PCR, antigénique ou sérologique, les tests de dépistage contre le coronavirus sont divers, avec chacun leur avantage. Des scientifiques américains ont mis au point un nouveau test basé sur les ciseaux moléculaires CRISPR-Cas et dont le résultat se lit grâce à un smartphone.

Les scientifiques se creusent les méninges pour trouver des alternatives au test PCR pour dépister la Covid-19. Si ces derniers sont les plus fiables, les résultats peuvent être longs à arriver. Récemment les tests antigéniques ont fait leur arrivée dans les pharmacies françaises et promettent un résultat en 30 minutes.

Des scientifiques de l'Université de Berkeley, de Gladstone Institutes et de l'Université de Californie de San Francisco ont eu une idée plutôt originale : obtenir le résultat du test d'un dépistage de la Covid-19 grâce à son smartphone en 5 à 30 minutes. Cet outil de diagnostic se base sur la technique CRISPR-Cas et la corécipendiaire, Jennifer Doudna, du prix Nobel de chimie de 2020 qui a récompensé cette technique, a participé à son élaboration. Les détails sont parus dans la revue Cell.

L'appareil de dépistage du coronavirus élaboré par les scientifiques américains. © Daniel Fletcher et Melanie Ott

Détecter l'ARN du coronavirus sans PCR

Comment cela fonctionne-t-il ? Les scientifiques ont mis au point une construction CRISPR-Cas qui reconnaît un gène du SARS-CoV-2 directement sur son génome fait d'ARN. Au contraire de la PCR (qui est précisément une qRT-PCR), aucune rétrotranscription de l'ARN viral en ADNc et aucune amplification ne sont nécessaires pour obtenir un résultat.

Les scientifiques ont mis au point 3 ARN spécifiques, appelés ARNcr, du SARS-CoV-2 pour augmenter la sensibilité de leur test : deux qui ciblent le gène de la nucléocapside et un qui cible le gène d'enveloppe. Quand l'ARNcr reconnaît la cible, il active la protéine Cas (une caspase) auquel il est associé.
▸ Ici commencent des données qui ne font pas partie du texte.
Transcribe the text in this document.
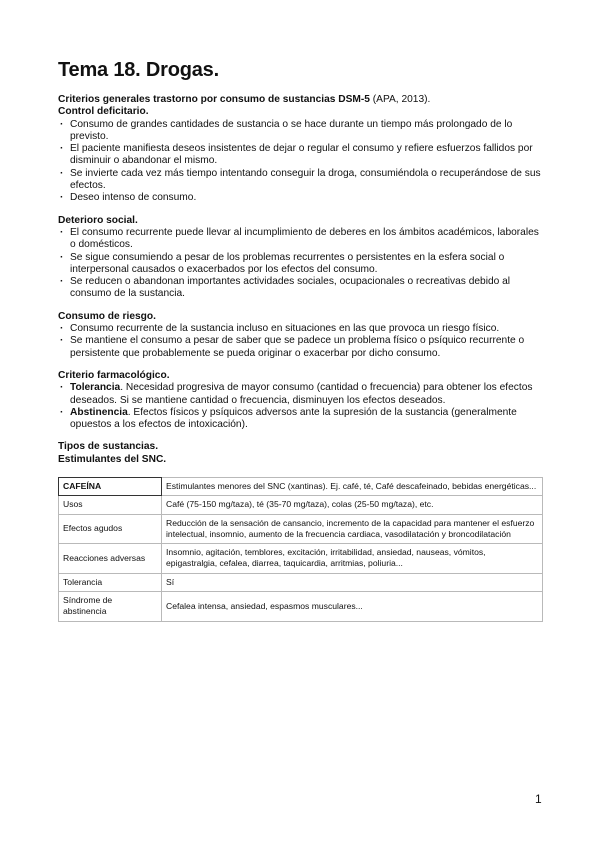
Tema 18. Drogas.

Criterios generales trastorno por consumo de sustancias DSM-5 (APA, 2013).

Control deficitario.

· Consumo de grandes cantidades de sustancia o se hace durante un tiempo más prolongado de lo previsto.
· El paciente manifiesta deseos insistentes de dejar o regular el consumo y refiere esfuerzos fallidos por disminuir o abandonar el mismo.
· Se invierte cada vez más tiempo intentando conseguir la droga, consumiéndola o recuperándose de sus efectos.
· Deseo intenso de consumo.

Deterioro social.

· El consumo recurrente puede llevar al incumplimiento de deberes en los ámbitos académicos, laborales o domésticos.
· Se sigue consumiendo a pesar de los problemas recurrentes o persistentes en la esfera social o interpersonal causados o exacerbados por los efectos del consumo.
· Se reducen o abandonan importantes actividades sociales, ocupacionales o recreativas debido al consumo de la sustancia.

Consumo de riesgo.

· Consumo recurrente de la sustancia incluso en situaciones en las que provoca un riesgo físico.
· Se mantiene el consumo a pesar de saber que se padece un problema físico o psíquico recurrente o persistente que probablemente se pueda originar o exacerbar por dicho consumo.

Criterio farmacológico.

· Tolerancia. Necesidad progresiva de mayor consumo (cantidad o frecuencia) para obtener los efectos deseados. Si se mantiene cantidad o frecuencia, disminuyen los efectos deseados.
· Abstinencia. Efectos físicos y psíquicos adversos ante la supresión de la sustancia (generalmente opuestos a los efectos de intoxicación).

Tipos de sustancias.

Estimulantes del SNC.

CAFEÍNA	Estimulantes menores del SNC (xantinas). Ej. café, té, Café descafeinado, bebidas energéticas...
Usos	Café (75-150 mg/taza), té (35-70 mg/taza), colas (25-50 mg/taza), etc.
Efectos agudos	Reducción de la sensación de cansancio, incremento de la capacidad para mantener el esfuerzo intelectual, insomnio, aumento de la frecuencia cardiaca, vasodilatación y broncodilatación
Reacciones adversas	Insomnio, agitación, temblores, excitación, irritabilidad, ansiedad, nauseas, vómitos, epigastralgia, cefalea, diarrea, taquicardia, arritmias, poliuria...
Tolerancia	Sí
Síndrome de abstinencia	Cefalea intensa, ansiedad, espasmos musculares...
1
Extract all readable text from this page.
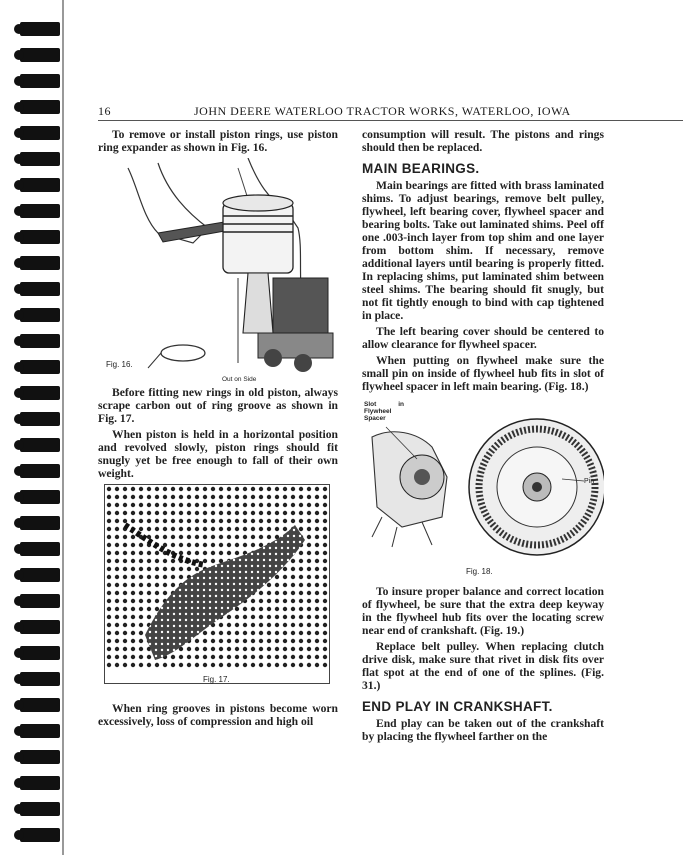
16	JOHN DEERE WATERLOO TRACTOR WORKS, WATERLOO, IOWA

To remove or install piston rings, use piston ring expander as shown in Fig. 16.

Fig. 16.
Out on Side

Before fitting new rings in old piston, always scrape carbon out of ring groove as shown in Fig. 17.

When piston is held in a horizontal position and revolved slowly, piston rings should fit snugly yet be free enough to fall of their own weight.

Fig. 17.

When ring grooves in pistons become worn excessively, loss of compression and high oil

consumption will result. The pistons and rings should then be replaced.

MAIN BEARINGS.

Main bearings are fitted with brass laminated shims. To adjust bearings, remove belt pulley, flywheel, left bearing cover, flywheel spacer and bearing bolts. Take out laminated shims. Peel off one .003-inch layer from top shim and one layer from bottom shim. If necessary, remove additional layers until bearing is properly fitted. In replacing shims, put laminated shim between steel shims. The bearing should fit snugly, but not fit tightly enough to bind with cap tightened in place.

The left bearing cover should be centered to allow clearance for flywheel spacer.

When putting on flywheel make sure the small pin on inside of flywheel hub fits in slot of flywheel spacer in left main bearing. (Fig. 18.)

Slot in Flywheel Spacer
Pin
Fig. 18.

To insure proper balance and correct location of flywheel, be sure that the extra deep keyway in the flywheel hub fits over the locating screw near end of crankshaft. (Fig. 19.)

Replace belt pulley. When replacing clutch drive disk, make sure that rivet in disk fits over flat spot at the end of one of the splines. (Fig. 31.)

END PLAY IN CRANKSHAFT.

End play can be taken out of the crankshaft by placing the flywheel farther on the
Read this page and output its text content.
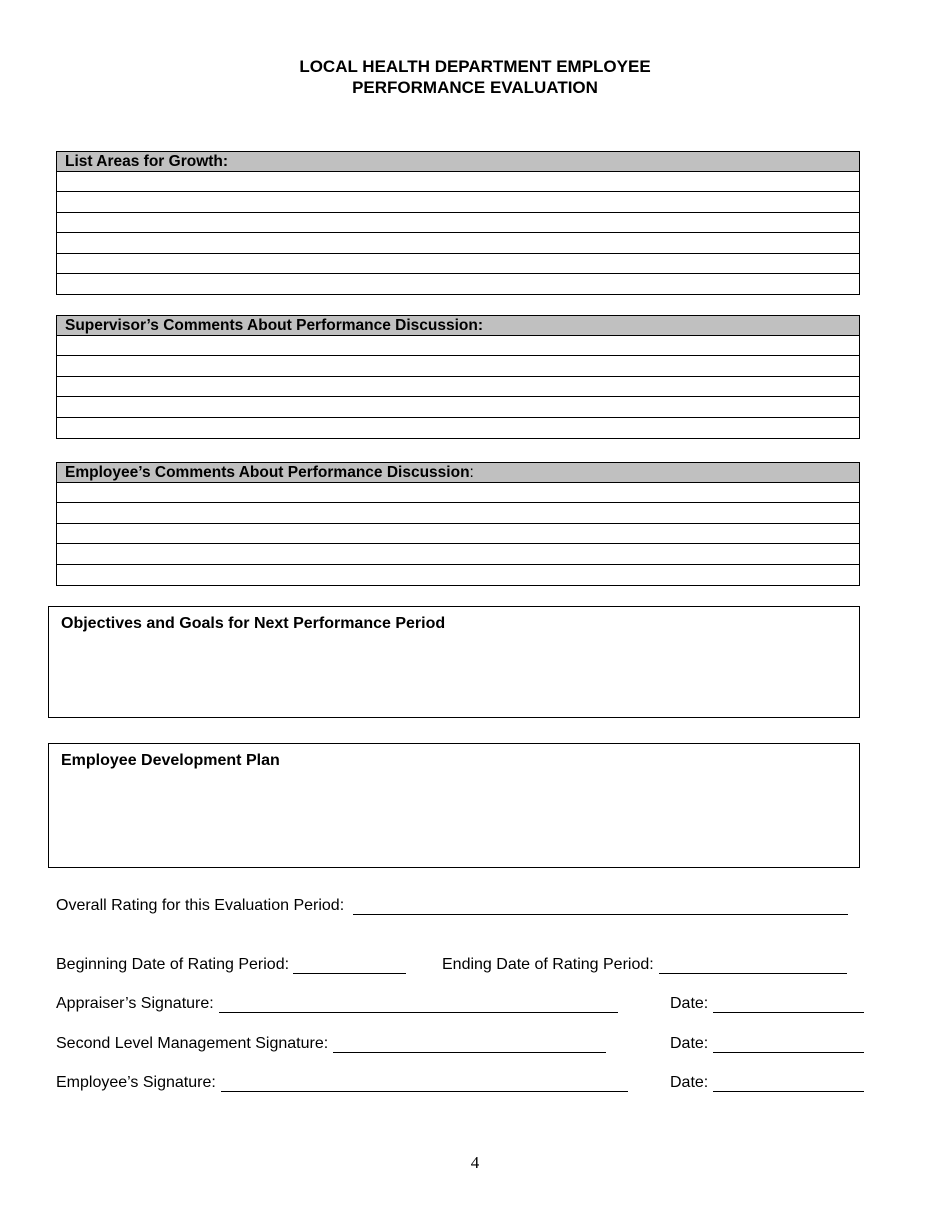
LOCAL HEALTH DEPARTMENT EMPLOYEE
PERFORMANCE EVALUATION
List Areas for Growth:
Supervisor’s Comments About Performance Discussion:
Employee’s Comments About Performance Discussion:
Objectives and Goals for Next Performance Period
Employee Development Plan
Overall Rating for this Evaluation Period:
Beginning Date of Rating Period:	Ending Date of Rating Period:
Appraiser’s Signature:	Date:
Second Level Management Signature:	Date:
Employee’s Signature:	Date:
4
Ici, il ne s'agit pas de la protéine Cas9, la plus connue qui clive l'ADN, mais la protéine Cas13a qui coupe spécifiquement la molécule d'ARN. L'activité de la protéine Cas13a « allume » une molécule fluorescente, qui sert d'indicateur visuel : plus la fluorescence est forte plus il y a d'activité de la construction CRISPR-Cas13a et donc de coronavirus dans l'échantillon. La limite de détection est estimée à 100 copies de génome viral par microlitre.
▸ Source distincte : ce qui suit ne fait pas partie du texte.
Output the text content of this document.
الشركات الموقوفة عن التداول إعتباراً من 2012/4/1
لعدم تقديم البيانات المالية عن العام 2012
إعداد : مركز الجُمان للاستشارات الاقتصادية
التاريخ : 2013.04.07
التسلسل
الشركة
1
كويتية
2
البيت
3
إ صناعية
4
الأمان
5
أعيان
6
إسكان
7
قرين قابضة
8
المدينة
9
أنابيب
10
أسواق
Schéma récapitulatif du fonctionnement de ce test de dépistage du coronavirus encore expérimental. © Parinaz Fozouni et al. Cell

Un smartphone pour lire le résultat

Pour visualiser le résultat, pas besoin d'un appareil sophistiqué mais d'un simple smartphone. Les scientifiques ont conçu un petit boîtier, dans lequel se déroulent toutes les réactions, au-dessus duquel on peut placer l'appareil photo de son téléphone qui détectera alors la fluorescence.
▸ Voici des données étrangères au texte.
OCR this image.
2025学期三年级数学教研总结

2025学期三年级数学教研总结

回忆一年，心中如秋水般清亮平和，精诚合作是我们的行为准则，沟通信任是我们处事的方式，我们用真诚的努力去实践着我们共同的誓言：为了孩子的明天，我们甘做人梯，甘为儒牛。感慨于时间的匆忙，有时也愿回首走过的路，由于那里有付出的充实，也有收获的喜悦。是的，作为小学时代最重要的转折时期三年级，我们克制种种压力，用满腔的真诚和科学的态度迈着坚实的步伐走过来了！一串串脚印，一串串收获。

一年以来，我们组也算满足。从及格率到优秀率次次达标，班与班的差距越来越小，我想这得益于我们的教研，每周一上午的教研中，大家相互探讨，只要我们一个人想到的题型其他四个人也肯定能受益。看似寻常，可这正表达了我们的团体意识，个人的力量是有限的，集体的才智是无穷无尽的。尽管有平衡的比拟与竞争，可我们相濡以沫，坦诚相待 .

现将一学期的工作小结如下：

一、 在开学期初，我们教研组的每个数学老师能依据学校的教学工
« Nous avons choisi d'utiliser des téléphones portables comme base de détection pour notre appareil car ils ont une interface utilisateur intuitive et des appareils photo très sensibles qu'on peut utiliser pour détecter la fluorescence », explique Daniel Fletcher, chercheur en bioingénierie à Berkeley et collaborateur de cette recherche.

En pratique, voilà comment se déroule un test de dépistage avec ce dispositif : après le prélèvement nasopharyngé grâce à un écouvillon, l'ARN du virus est extrait de l'échantillon, puis placé dans la machine. Le résultat apparaît environ cinq minutes plus tard pour une personne ayant une charge virale importante et jusqu'à 30 minutes pour les charges virales les plus faibles, sous la forme d'une fluorescence plus ou moins intense détectée par l'appareil photo d'un smartphone. Pour le moment, le dispositif mis en place par les scientifiques américains n'est qu'un prototype qui doit encore être peaufiné pour être utilisable à grande échelle.